The family returned to Vancouver in 1938 and in September 1939 Bert enlisted in the Royal Canadian Navy. He spent some time at sea as an antisubmarine sonar operator but mostly serviced sonar equipment at a shore base. After completing a six month course in Electrical Engineering at Nova Scotia Technical College and becoming an Electrical Sub-Lieutenant, he was assigned to the test facilities at the National Research Council (NRC) in Ottawa, where he met his future wife, Doris (Dorie) Miller.
After his discharge from the navy at the end of the war, he used support from a veteran's program to enrol in a Physics and Mathematics program at the University of British Columbia, receiving his B.A. in 1947. After a summer job at NRC in Ottawa (when he became engaged to Dorie), Bert enrolled in graduate studies in Physics at the University of Toronto, receiving his M.A. in 1948 and his Ph.D. in 1950. His thesis was entitled "The Effect of Stress and Temperature upon the Magnetic Properties of Ferromagnetic Materials". Bert and Dorie were married in 1948.
Near the end of his period at Toronto, Bert accepted an offer to join Donald Hurst's neutron physics group at the Chalk River Nuclear Laboratories of NRC's Atomic Energy Project (later to become, in 1952, Atomic Energy of Canada Limited, AECL), and he moved to Chalk River in 1950.
Don Hurst effectively charged Bert with finding something interesting to do with neutron beams. He certainly did. Over the next dozen years, he played the dominant role in laying the foundation for the field of neutron inelastic scattering or, as he often preferred to call it, neutron spectroscopy, as later recognized by the Nobel Committee.
Soon after arriving at Chalk River, Bert concluded that it might be feasible to measure the energy changes experienced by neutrons scattered by elementary excitations (phonons) using the National Research Experimental (NRX) reactor at Chalk River, then the most powerful research reactor in the world. If so, this would allow the dispersion curves for the phonon excitations to be determined, which in turn would yield information about the forces between atoms in samples ndrepresent a major breakthrough in the fundamental understanding of condensed-matter systems.

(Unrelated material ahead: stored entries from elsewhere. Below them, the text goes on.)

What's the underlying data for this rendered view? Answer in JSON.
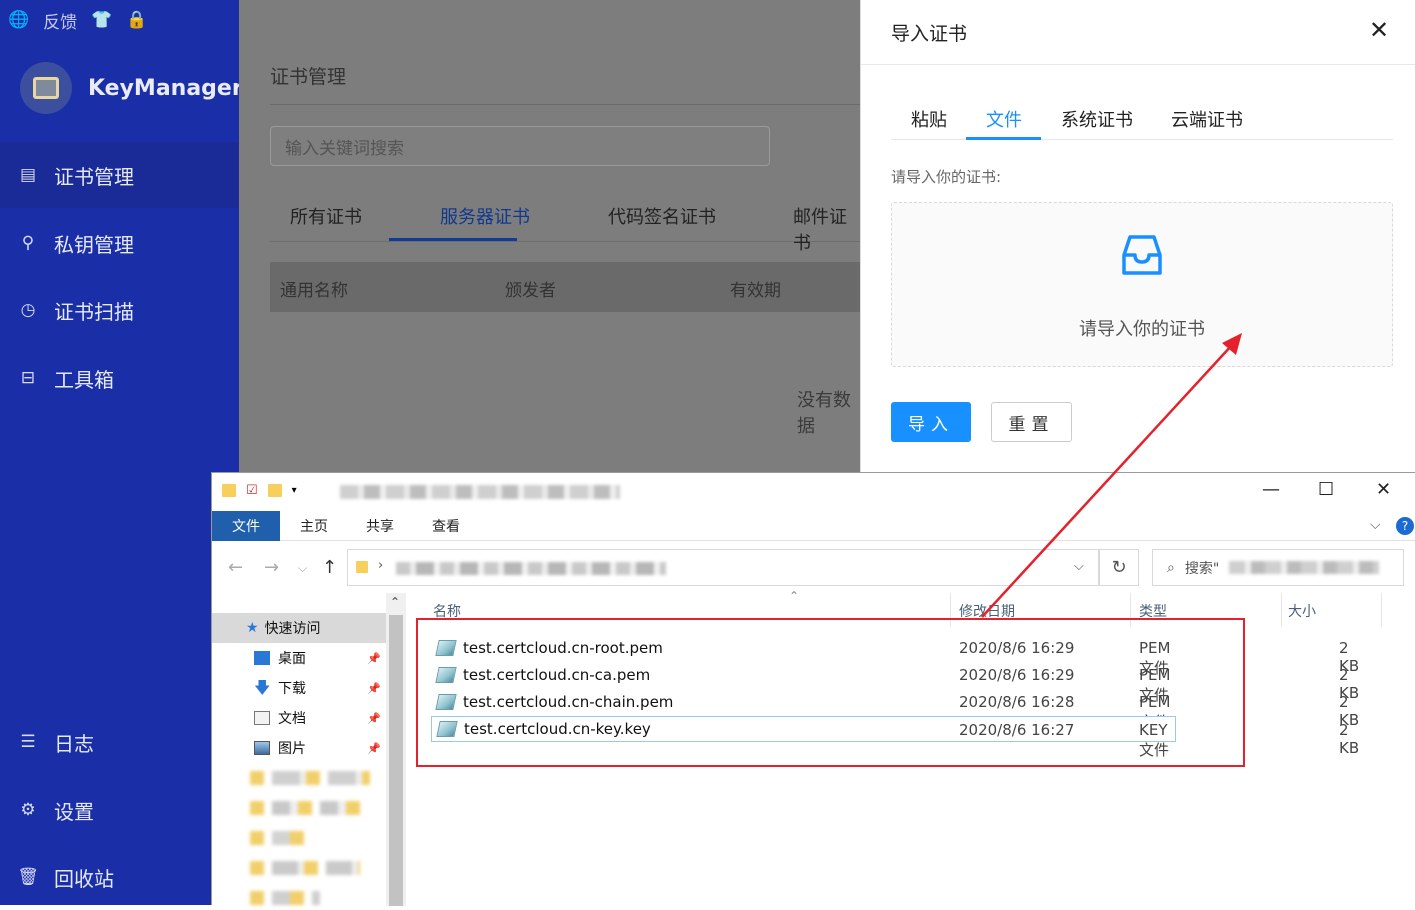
{
  "sidebar": {
    "top_feedback": "反馈",
    "brand": "KeyManager",
    "items": [
      {
        "label": "证书管理",
        "icon": "certificate-icon",
        "active": true
      },
      {
        "label": "私钥管理",
        "icon": "key-icon",
        "active": false
      },
      {
        "label": "证书扫描",
        "icon": "scan-clock-icon",
        "active": false
      },
      {
        "label": "工具箱",
        "icon": "toolbox-icon",
        "active": false
      },
      {
        "label": "日志",
        "icon": "log-icon",
        "active": false
      },
      {
        "label": "设置",
        "icon": "gear-icon",
        "active": false
      },
      {
        "label": "回收站",
        "icon": "trash-icon",
        "active": false
      }
    ]
  },
  "main": {
    "title": "证书管理",
    "search_placeholder": "输入关键词搜索",
    "tabs": [
      "所有证书",
      "服务器证书",
      "代码签名证书",
      "邮件证书"
    ],
    "active_tab": "服务器证书",
    "columns": [
      "通用名称",
      "颁发者",
      "有效期"
    ],
    "empty_text": "没有数据"
  },
  "drawer": {
    "title": "导入证书",
    "close": "✕",
    "tabs": [
      "粘贴",
      "文件",
      "系统证书",
      "云端证书"
    ],
    "active_tab": "文件",
    "hint": "请导入你的证书:",
    "drop_text": "请导入你的证书",
    "import_button": "导入",
    "reset_button": "重置"
  },
  "explorer": {
    "ribbon_tabs": [
      "文件",
      "主页",
      "共享",
      "查看"
    ],
    "search_prefix": "搜索\"",
    "quick_access": "快速访问",
    "nav_items": [
      {
        "label": "桌面",
        "icon": "desktop-icon"
      },
      {
        "label": "下载",
        "icon": "download-icon"
      },
      {
        "label": "文档",
        "icon": "document-icon"
      },
      {
        "label": "图片",
        "icon": "picture-icon"
      }
    ],
    "columns": [
      "名称",
      "修改日期",
      "类型",
      "大小"
    ],
    "files": [
      {
        "name": "test.certcloud.cn-root.pem",
        "modified": "2020/8/6 16:29",
        "type": "PEM 文件",
        "size": "2 KB"
      },
      {
        "name": "test.certcloud.cn-ca.pem",
        "modified": "2020/8/6 16:29",
        "type": "PEM 文件",
        "size": "2 KB"
      },
      {
        "name": "test.certcloud.cn-chain.pem",
        "modified": "2020/8/6 16:28",
        "type": "PEM 文件",
        "size": "2 KB"
      },
      {
        "name": "test.certcloud.cn-key.key",
        "modified": "2020/8/6 16:27",
        "type": "KEY 文件",
        "size": "2 KB"
      }
    ]
  },
  "colors": {
    "sidebar_bg": "#1a2ea8",
    "accent": "#1890ff",
    "annotation_red": "#e5212b"
  }
}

Realizing that the signal was going to be very weak, Bert and his scientific and technical collaborators set about developing/inventing techniques and instrumentation, including the improvement of all the components (monochromator crystals, detectors, filters, collimators, shielding, etc.) to make such measurements possible.
Almost from the outset, Bert, always one to keep things simple, decided to employ single-crystal diffraction for neutron energy selection rather than the time-of-flight techniques being pursued by most of his competitors. This path led ultimately to two of his renowned achievements, the Triple-Axis Crystal Spectrometer (TACS) and the method of Constant-Q (constant momentum transfer), which have now been in widespread use for over four decades.
The ultimate recognition of the importance of Bert's work was the award of the 1994 Nobel Prize in Physics, which he shared with Clifford Shull of the Massachusetts Institute of Technology, Cliff having laid the foundation for the field of elastic neutron scattering. There were many other recognitions. Bert received the Buckley Prize of the American Physical Society (1962), the Duddel Medal and Prize of the Institute of Physics, U.K. (1963), the Tory Medal of the Royal Society of Canada (1963), the Medal for Achievement in Physics of the Canadian Association of Physicists (1967) and the Centennial Medal of Canada (1967). He was a Fellow of the Royal Societies of Canada and London, a foreign member of the Royal Swedish Academy of Sciences, and a Companion of the Order of Canada, Canada's highest civilian award. He received Doctor of Science, Honoris Causa, degrees from the University of Waterloo and McMaster University.
At the very end of Bert's period at Chalk River, the second International Atomic Energy Agency's conference on Inelastic Scattering of Neutrons in Solids and Liquids was held at Chalk River Laboratories, 10-14 September 1962. Sixty-seven papers were given at this conference, and there were 64 participants from 13 countries. This represented a large fraction of all those who were, at that time, engaged in or interested in inelastic neutron scattering, and most of them were physicists. Today, well over 10,000 scientists and engineers, from essentially the full spectrum of disciplines, employ neutron scattering techniques to solve their problems, and their numbers are limited by the availability of neutron beams. It is very difficult for a young researcher of today to even imagine the hurdles that Bert and Cliff Shull faced and overcame to give the world neutron scattering, an immensely powerful technique for the study of condensed matter.